Il CTR, o tasso di clic, è la percentuale di persone che cliccano un link dopo averlo visto. Nella ricerca, misura il rapporto tra gli utenti che hanno cliccato la tua pagina nei risultati e il numero di chi l'ha vista, rendendolo un segnale diretto di quanto convincente e pertinente appaia il tuo risultato.

Il CTR si applica ai risultati organici, agli annunci a pagamento, alle email e a qualsiasi link che riceve impression. Per la SEO, un forte tasso di clic significa che il tuo titolo e la tua descrizione stanno persuadendo gli utenti a scegliere te rispetto ai risultati concorrenti, trasformando la visibilità in visite reali.

Che cos'è il CTR?

Il tasso di clic cattura il divario tra l'essere visti e l'essere cliccati. Una pagina può posizionarsi bene e accumulare impression, eppure rendere comunque poco se poche persone cliccano. Il CTR isola quella conversione dall'impression alla visita, ed è per questo che è una delle metriche più osservate sia nella ricerca sia nella pubblicità.

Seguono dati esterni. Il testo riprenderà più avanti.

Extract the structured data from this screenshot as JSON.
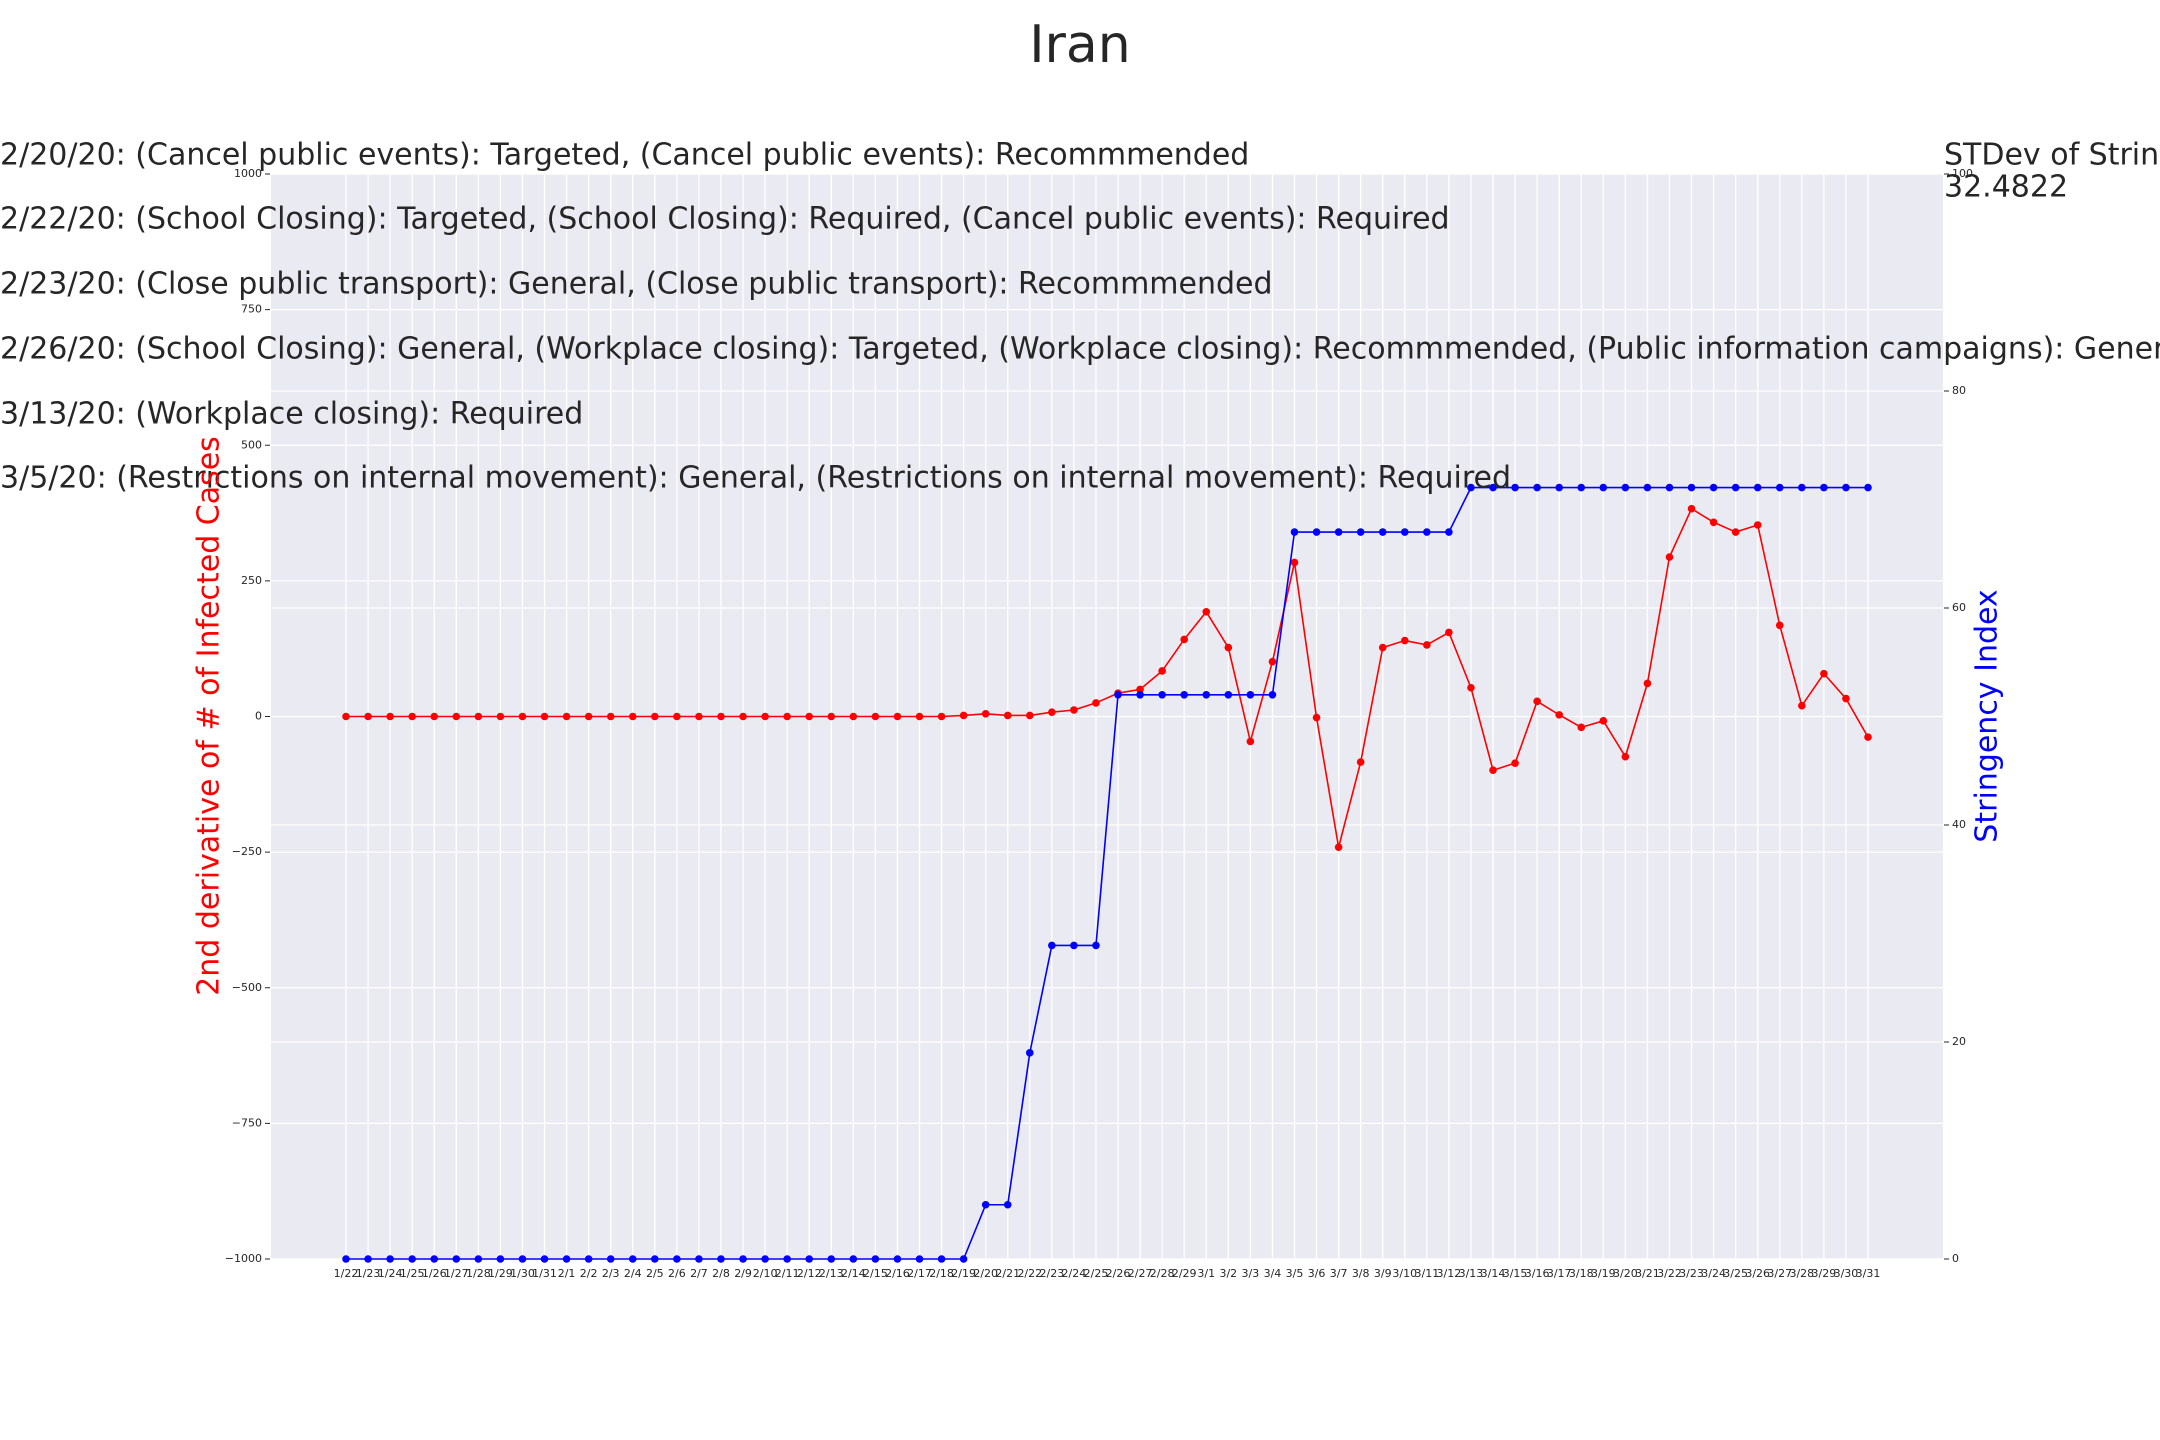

È strettamente legato ai clic grezzi e alle impression, ma più informativo di ciascuno da solo. I clic ti dicono il volume e le impression ti dicono l'esposizione, mentre il CTR ti dice l'efficienza: quanta parte della tua esposizione stai davvero convertendo in traffico.

Come calcolare il CTR

La formula è semplice: il CTR equivale al numero di clic diviso per il numero di impression, moltiplicato per 100. Per esempio, una pagina mostrata a 10.000 utenti che conquista 2.500 clic ha un CTR del 25 per cento, mentre 125 clic da 2.500 impression sono un CTR del 5 per cento.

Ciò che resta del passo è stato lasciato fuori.